Our relationships with animals are fraught with contradictory demands - the demand for difference and the demand for similitude. We want animals to be a bit like us but not completely like us. We want them to be enough like us to relate to, but not so like us that we have to treat them like people, because that would be too complex or too just plain weird. We want them to be better than us, to be pure or authentic. We want them to be like infantile versions of us (neotony) - to have big eyes and little faces and make small high sounds. We want them to represent ideas we value, such as wildness or community or peacefulness or strength.

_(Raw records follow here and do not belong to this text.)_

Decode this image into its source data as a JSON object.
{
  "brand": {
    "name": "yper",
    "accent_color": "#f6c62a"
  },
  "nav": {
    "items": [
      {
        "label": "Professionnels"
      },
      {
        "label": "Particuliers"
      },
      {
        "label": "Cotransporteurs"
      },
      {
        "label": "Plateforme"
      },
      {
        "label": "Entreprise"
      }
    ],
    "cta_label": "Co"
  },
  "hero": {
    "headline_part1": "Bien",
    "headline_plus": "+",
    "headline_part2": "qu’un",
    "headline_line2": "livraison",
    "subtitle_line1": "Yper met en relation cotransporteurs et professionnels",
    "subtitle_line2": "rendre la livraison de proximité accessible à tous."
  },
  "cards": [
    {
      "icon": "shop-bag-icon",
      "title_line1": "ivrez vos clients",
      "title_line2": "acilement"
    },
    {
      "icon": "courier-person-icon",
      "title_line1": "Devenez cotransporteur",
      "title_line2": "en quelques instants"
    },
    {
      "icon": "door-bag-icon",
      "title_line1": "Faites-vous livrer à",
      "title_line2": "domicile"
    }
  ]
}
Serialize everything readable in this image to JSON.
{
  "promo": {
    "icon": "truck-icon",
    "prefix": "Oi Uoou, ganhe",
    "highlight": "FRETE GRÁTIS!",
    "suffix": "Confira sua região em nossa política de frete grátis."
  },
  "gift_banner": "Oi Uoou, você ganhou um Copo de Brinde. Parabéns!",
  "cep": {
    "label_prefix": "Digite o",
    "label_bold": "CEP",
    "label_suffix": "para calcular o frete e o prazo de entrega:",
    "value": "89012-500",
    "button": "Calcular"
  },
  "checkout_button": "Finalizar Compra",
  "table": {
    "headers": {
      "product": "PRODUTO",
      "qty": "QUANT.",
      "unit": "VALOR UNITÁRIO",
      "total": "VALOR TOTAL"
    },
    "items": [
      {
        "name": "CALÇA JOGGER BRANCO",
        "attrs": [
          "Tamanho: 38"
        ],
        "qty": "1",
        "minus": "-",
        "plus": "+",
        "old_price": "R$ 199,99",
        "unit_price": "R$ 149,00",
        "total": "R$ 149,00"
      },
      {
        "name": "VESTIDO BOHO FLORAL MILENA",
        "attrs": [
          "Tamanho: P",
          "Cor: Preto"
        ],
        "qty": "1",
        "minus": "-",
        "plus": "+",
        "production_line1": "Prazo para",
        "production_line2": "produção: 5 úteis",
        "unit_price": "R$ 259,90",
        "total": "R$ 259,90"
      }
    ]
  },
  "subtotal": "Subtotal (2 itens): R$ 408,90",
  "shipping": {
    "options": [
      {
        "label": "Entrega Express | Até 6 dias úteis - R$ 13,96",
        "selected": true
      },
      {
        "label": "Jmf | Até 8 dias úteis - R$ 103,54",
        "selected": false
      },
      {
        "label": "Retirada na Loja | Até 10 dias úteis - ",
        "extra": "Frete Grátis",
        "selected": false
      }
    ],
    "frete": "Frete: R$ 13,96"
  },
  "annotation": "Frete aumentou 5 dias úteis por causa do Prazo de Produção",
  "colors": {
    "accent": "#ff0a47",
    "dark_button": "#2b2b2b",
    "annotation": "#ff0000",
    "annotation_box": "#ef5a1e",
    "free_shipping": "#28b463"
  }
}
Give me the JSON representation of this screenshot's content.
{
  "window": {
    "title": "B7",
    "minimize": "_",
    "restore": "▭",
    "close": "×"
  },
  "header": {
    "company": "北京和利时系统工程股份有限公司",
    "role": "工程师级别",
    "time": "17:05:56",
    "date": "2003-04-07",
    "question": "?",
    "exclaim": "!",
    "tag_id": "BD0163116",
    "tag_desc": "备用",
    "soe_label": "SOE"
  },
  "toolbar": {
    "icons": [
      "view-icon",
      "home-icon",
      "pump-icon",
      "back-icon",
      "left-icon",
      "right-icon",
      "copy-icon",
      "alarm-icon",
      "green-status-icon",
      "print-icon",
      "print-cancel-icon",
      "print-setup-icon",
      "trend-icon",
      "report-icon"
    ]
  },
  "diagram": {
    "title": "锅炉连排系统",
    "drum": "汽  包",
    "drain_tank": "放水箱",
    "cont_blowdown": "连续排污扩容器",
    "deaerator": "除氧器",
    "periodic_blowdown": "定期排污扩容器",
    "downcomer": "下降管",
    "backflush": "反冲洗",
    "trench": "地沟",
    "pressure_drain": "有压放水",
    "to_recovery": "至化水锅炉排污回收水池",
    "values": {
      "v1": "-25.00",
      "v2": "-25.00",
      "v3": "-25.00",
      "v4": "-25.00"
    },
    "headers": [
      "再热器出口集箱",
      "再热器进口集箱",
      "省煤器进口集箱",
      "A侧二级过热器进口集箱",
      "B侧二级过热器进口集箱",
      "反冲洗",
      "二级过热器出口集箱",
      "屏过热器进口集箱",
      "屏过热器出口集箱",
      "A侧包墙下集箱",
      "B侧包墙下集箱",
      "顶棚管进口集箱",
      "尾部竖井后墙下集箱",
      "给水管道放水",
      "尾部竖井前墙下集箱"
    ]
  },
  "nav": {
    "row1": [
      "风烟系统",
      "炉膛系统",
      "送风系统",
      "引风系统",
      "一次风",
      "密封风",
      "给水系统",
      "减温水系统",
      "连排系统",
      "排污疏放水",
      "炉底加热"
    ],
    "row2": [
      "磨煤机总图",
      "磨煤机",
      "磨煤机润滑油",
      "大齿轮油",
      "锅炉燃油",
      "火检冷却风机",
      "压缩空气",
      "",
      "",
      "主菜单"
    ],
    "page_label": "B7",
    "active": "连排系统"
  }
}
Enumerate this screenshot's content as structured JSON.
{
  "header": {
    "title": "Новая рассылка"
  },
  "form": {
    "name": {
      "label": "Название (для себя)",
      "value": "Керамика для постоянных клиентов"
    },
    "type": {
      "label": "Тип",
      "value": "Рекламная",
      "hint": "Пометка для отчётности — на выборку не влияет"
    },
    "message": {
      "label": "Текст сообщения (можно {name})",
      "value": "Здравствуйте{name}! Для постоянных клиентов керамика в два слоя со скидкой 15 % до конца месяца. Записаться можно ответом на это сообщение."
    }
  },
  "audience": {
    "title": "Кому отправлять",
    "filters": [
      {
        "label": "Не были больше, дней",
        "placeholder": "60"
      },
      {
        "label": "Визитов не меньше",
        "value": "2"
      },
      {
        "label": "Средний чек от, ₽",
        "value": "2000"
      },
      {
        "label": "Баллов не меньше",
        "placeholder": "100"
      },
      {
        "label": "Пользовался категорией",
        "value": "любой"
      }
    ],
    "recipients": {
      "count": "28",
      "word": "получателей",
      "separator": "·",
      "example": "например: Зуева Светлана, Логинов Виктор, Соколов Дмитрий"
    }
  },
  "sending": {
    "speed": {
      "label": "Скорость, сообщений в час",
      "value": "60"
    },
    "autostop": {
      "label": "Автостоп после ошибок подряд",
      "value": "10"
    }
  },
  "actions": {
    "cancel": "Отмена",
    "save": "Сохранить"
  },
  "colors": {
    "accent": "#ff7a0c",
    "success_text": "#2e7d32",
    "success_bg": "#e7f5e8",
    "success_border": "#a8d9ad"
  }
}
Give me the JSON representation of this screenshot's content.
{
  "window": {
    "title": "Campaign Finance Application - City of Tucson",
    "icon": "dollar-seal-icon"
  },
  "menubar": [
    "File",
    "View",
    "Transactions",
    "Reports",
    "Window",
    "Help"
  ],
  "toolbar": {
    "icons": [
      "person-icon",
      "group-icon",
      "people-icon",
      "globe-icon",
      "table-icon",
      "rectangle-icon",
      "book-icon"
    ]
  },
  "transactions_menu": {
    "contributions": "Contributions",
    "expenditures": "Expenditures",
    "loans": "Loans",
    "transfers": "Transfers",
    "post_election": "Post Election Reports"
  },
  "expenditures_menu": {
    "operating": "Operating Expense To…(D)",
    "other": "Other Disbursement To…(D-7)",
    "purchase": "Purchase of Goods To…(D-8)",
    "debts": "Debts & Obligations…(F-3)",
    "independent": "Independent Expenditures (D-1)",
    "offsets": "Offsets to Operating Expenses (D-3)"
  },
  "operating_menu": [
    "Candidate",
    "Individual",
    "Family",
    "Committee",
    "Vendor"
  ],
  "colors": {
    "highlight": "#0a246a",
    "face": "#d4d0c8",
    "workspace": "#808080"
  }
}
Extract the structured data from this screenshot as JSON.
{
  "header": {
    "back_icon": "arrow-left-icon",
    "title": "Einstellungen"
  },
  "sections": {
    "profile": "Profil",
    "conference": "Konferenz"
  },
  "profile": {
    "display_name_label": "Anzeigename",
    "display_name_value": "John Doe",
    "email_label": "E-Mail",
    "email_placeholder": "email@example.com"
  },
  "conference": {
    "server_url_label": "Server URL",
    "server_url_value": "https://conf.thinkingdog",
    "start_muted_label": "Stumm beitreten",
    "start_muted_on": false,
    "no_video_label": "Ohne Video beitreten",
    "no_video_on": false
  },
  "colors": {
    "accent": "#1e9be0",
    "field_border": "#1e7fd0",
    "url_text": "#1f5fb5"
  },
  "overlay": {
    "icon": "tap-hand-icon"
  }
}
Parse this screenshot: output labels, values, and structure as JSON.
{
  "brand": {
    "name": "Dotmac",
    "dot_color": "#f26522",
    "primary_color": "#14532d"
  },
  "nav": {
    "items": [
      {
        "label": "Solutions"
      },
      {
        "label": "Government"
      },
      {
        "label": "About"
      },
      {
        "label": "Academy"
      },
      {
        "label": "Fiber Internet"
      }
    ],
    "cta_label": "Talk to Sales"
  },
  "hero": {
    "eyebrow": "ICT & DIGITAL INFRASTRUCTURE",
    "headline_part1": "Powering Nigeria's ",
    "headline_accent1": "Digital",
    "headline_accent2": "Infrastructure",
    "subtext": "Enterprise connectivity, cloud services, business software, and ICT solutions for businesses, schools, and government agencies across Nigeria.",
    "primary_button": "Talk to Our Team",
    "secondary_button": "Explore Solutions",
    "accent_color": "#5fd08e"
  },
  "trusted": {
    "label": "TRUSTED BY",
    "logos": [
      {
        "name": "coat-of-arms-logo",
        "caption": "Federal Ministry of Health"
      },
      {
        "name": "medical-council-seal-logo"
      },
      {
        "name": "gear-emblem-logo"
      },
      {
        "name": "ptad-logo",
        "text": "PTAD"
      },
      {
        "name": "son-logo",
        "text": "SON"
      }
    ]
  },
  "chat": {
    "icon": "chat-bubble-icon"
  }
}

I think all of this is important. Children learn to relate to others who are like-me-but-not-me by anthropomorphising animals. We expect our children to learn kindness and gentleness through our pets.

I don't know what animals want. The animals I share my life with actually want to have some sort of relationship with me, which I find extraordinary. Early anthropologists such as De Saussure thought it remarkable that any two humans can make themselves understood, and yet somehow people rub along even when they mix up cultures. I think it no less remarkable that my cat Isis Fang wants to sit with me or that my dog Tigger Ratbane greets me when I come home. What do they think about communicating across species? Somehow cuddles and gentle talking are never lost in translation.

Our ability to understand animals is curtailed largely by our inability to experiment (and just as well). However we know that apes have developed theory of mind, and that elephants grieve, and that some of the 'higher' mammals show what looks like altruism. There are two incidents I know of where animals have been suicidal. One was a captive dolphin, who starved himself until his living conditions were improved. Another was a harrowing example of a mother bear in a Chinese bear bile farm who was unable to stand the sufferings of her son and killed him and then herself. This was recently reported by WSPA.

I think animals are our next great ethical frontier. Most of us would now agree that women have souls (that was once put to the vote) and that people of recent African descent should own property. We are beginning to work out that marriage equality is not going to destroy society. We would probably assent, if pressed, to the notion that we are all on this one planet and we all have some responsibility for it. I am figuring here that there is a grand scheme of human development, and that scheme entails a widening and deepening sense of compassionate concern - from ourselves to our families to our communities to our nations to our humanity to our interspecies interconnected inter-everything world. If we can truly include all humans as valued equals in this world, my hope is that we can turn our gaze to other animals.